Global Summit 2011/CC and the broader open government and PSI community
Creative Commons and the broader open government and PSI session notes
- CC Global Summit
- 17 September 2011
- what is cc's role in the open gov community in general?
- should cc create other tools that may be useful or need to be created for the open gov community?
- should cc create guidelines or toolkits for open gov? NZ released declaration on open and transparent principles and has open gov roadmap; there’s also the UK framework
- how to continue to contribute to standards bodies like W3C?

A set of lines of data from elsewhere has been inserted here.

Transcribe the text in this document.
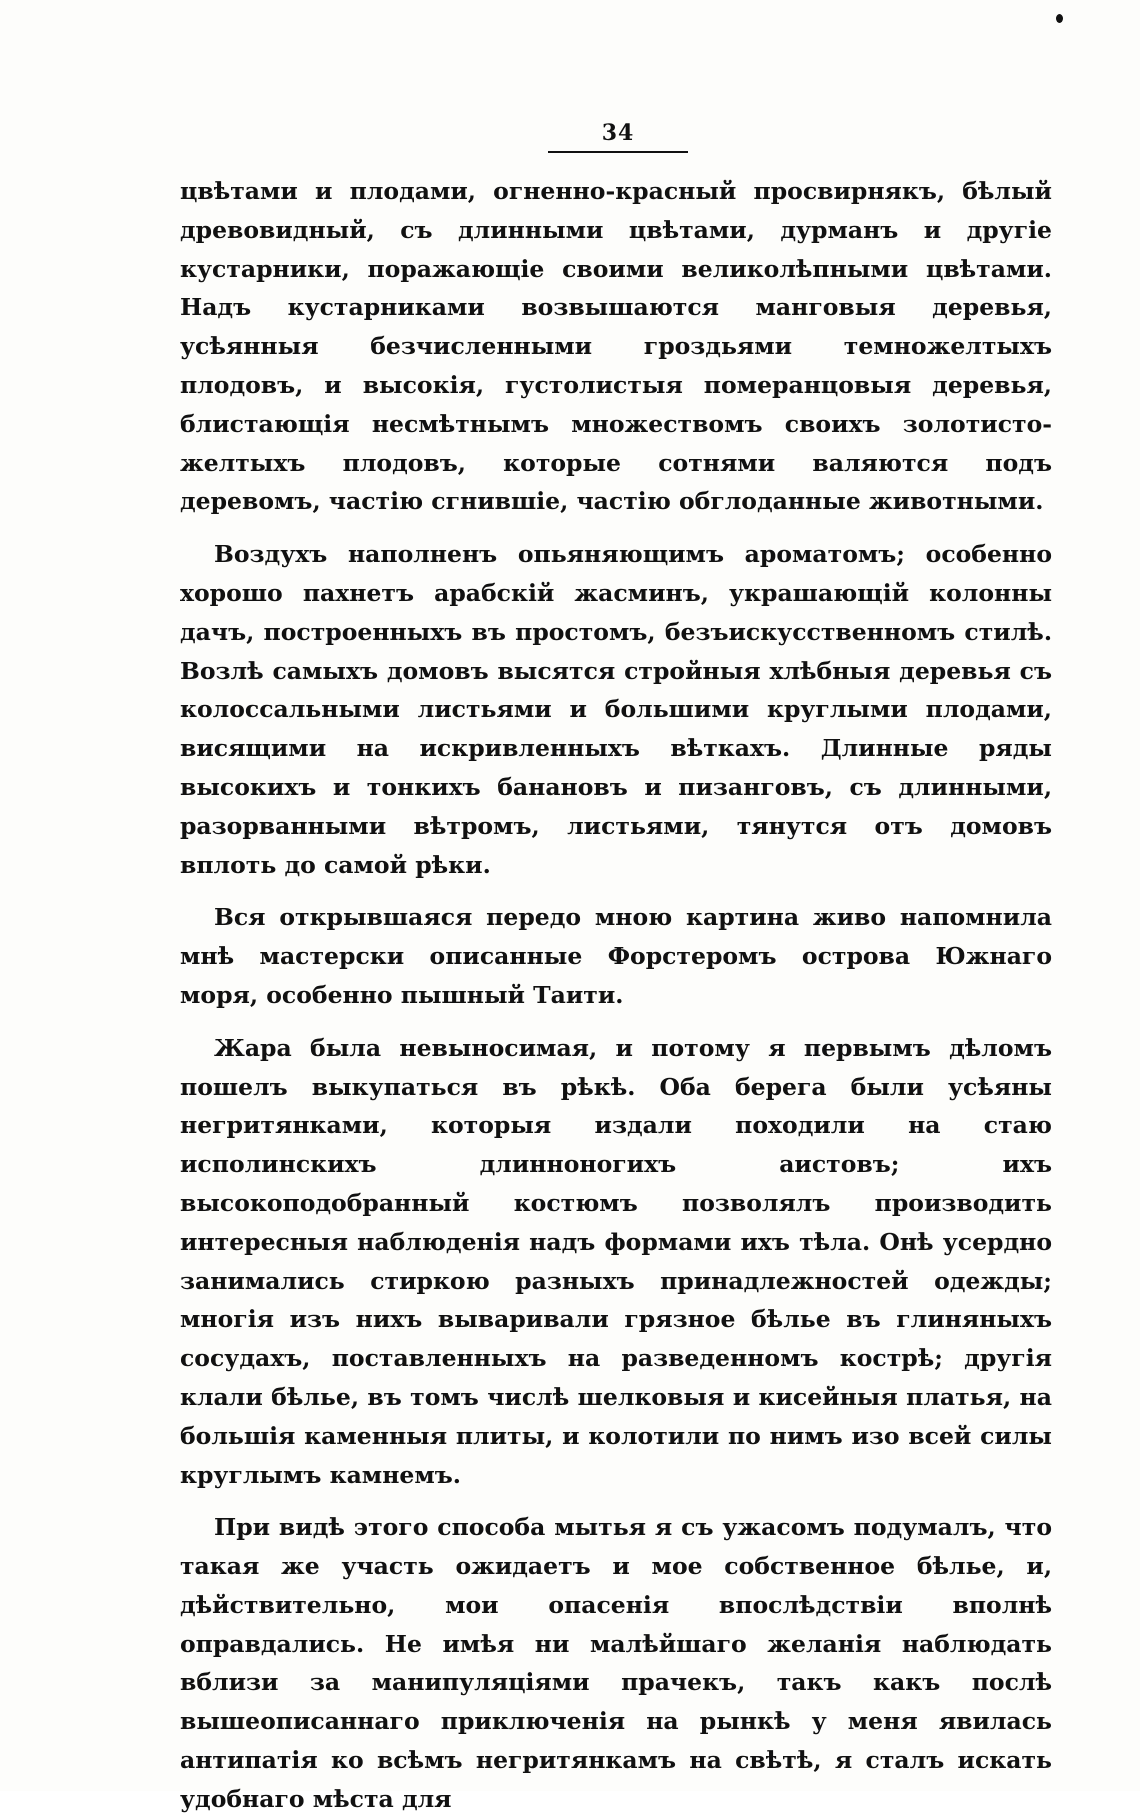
34

цвѣтами и плодами, огненно-красный просвирнякъ, бѣлый древовидный, съ длинными цвѣтами, дурманъ и другіе кустарники, поражающіе своими великолѣпными цвѣтами. Надъ кустарниками возвышаются манговыя деревья, усѣянныя безчисленными гроздьями темножелтыхъ плодовъ, и высокія, густолистыя померанцовыя деревья, блистающія несмѣтнымъ множествомъ своихъ золотисто-желтыхъ плодовъ, которые сотнями валяются подъ деревомъ, частію сгнившіе, частію обглоданные животными.

Воздухъ наполненъ опьяняющимъ ароматомъ; особенно хорошо пахнетъ арабскій жасминъ, украшающій колонны дачъ, построенныхъ въ простомъ, безъискусственномъ стилѣ. Возлѣ самыхъ домовъ высятся стройныя хлѣбныя деревья съ колоссальными листьями и большими круглыми плодами, висящими на искривленныхъ вѣткахъ. Длинные ряды высокихъ и тонкихъ банановъ и пизанговъ, съ длинными, разорванными вѣтромъ, листьями, тянутся отъ домовъ вплоть до самой рѣки.

Вся открывшаяся передо мною картина живо напомнила мнѣ мастерски описанные Форстеромъ острова Южнаго моря, особенно пышный Таити.

Жара была невыносимая, и потому я первымъ дѣломъ пошелъ выкупаться въ рѣкѣ. Оба берега были усѣяны негритянками, которыя издали походили на стаю исполинскихъ длинноногихъ аистовъ; ихъ высокоподобранный костюмъ позволялъ производить интересныя наблюденія надъ формами ихъ тѣла. Онѣ усердно занимались стиркою разныхъ принадлежностей одежды; многія изъ нихъ вываривали грязное бѣлье въ глиняныхъ сосудахъ, поставленныхъ на разведенномъ кострѣ; другія клали бѣлье, въ томъ числѣ шелковыя и кисейныя платья, на большія каменныя плиты, и колотили по нимъ изо всей силы круглымъ камнемъ.

При видѣ этого способа мытья я съ ужасомъ подумалъ, что такая же участь ожидаетъ и мое собственное бѣлье, и, дѣйствительно, мои опасенія впослѣдствіи вполнѣ оправдались. Не имѣя ни малѣйшаго желанія наблюдать вблизи за манипуляціями прачекъ, такъ какъ послѣ вышеописаннаго приключенія на рынкѣ у меня явилась антипатія ко всѣмъ негритянкамъ на свѣтѣ, я сталъ искать удобнаго мѣста для
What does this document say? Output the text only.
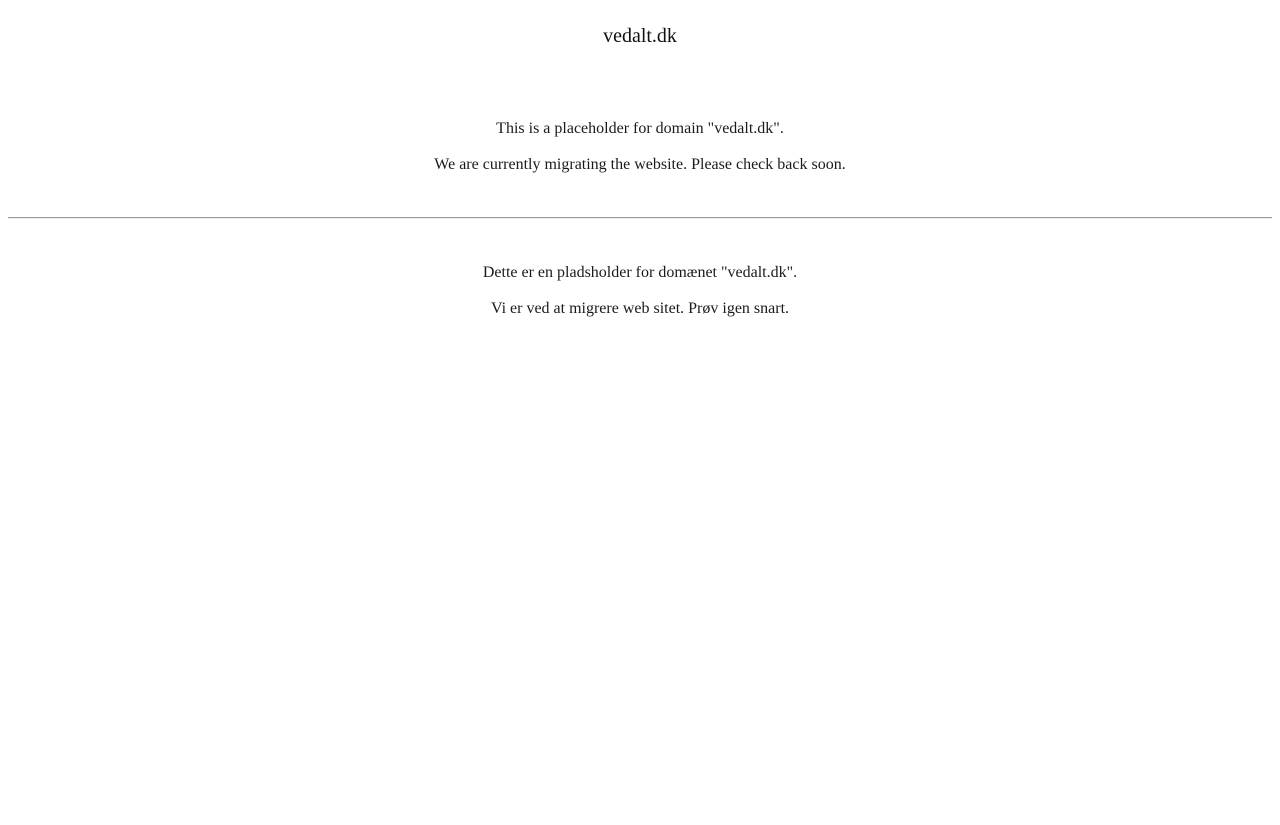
vedalt.dk

This is a placeholder for domain "vedalt.dk".

We are currently migrating the website. Please check back soon.

Dette er en pladsholder for domænet "vedalt.dk".

Vi er ved at migrere web sitet. Prøv igen snart.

- how should cc hq coordinate/support/mobilise affiliates on these issues? someone noted that hq should work connecting and networking; hq can help and figure out who to introduce affiliates to
- come up with matrix on how to evaluate open gov/PSI achievements across countries, e.g. scorecard or evaluation matrix; OECD has one, but needs to be improved; this would motivate countries to do more
- build case study repository of open gov successes to assist governments can make informed choices wrt legal aspects of PSI; other educational materials too
- not a question about which license to choose, but technical questions; OKF already has a doc on this (open data manual?) so look at that or build upon
- psi is inherently interdisciplinary so we need to share not only legal scenarios but also the best arguments, and metrics too
- cc's role depends on the country, and affiliates need to be the ones to lead the conversation; cc hq should play a supporting role
- are there higher level principles that hq office can take on and communicate? this is an ongoing question of how normative CC should be wrt this; a set of international principles could be valuable
- Poland is taking psi further, aka open licensing for information generated and financed by public agencies; leads to questions about what should public procurement laws be?
- database rights are a key issue, but not the only issue
- ongoing interoperability concerns and confusion about what happens with some PSI released under cc by and other under odc by, are they compatible/interoperable?
- not for relicensing, but we observe that other tools are compatible, e.g. CC0 and PDDL
- how does cc license interact with other open government licenses; repeated discussion that if CC license would have covered database rights UK would have adopted it, not created OGL; when you talk about pan-European data portals, you don't want a lot of different licenses; just creates confusion and complexity, we want simplicity
- should there be a protocol for you to write you're own license, or how to write a compatibility clause?
- open gov partnership; want/need for CC participation; there is room and encouragement for this via the civil society advisory component (there is a steering committee of half gov and half civil society)
- 4 components to OGP: transparency, citizen engagement, accountability, technology and innovation (cc role could fit best via the technology and innovation angle)
- early version of U.S. OGP action plan didn't say anything about copyright/licensing/databases; what about other jurisdictions?
- how can cc work together as a community to remix open gov roadmaps and plans via process within NZ, UK, AU, especially in relation to offering assistance related to OGP?
- CCNZ has an online decision process to assist gov agencies on whether to release information on the nzgoal basis; fill in fields and spits out recommended license and report; nzgoal.info
- guide about enforceability; cc hq could be one central repository of really useful information because the enforceability is key to selling it to governments
- recommendation that CC make a statement about how we think governments should operate, then make those recommendations to government; should include psi, public procurement, under these terms, should be 1 license or diff licenses in diff circumstances, etc.; figure out what we want and ask for it; first high level principles, then local decisions about cc0 and cc by, etc.
- several jurisdictions are interested, for example japan, uk, greece, italy, aus, nz
- data tracking for gov information and psi; govs have media, websites, etc but no good metrics about what happens with dataset use; would obviously be useful for cc as well as for governments to measure success; could also help demonstrate which licenses are more effective wrt reuse; qualitative data is valuable too; e.g. “data that saves lives” is high value
- public data corporation consultation ongoing now; how would commercialisation model fit within the larger open data frameworks?
- trying to make more data free by paying for other data?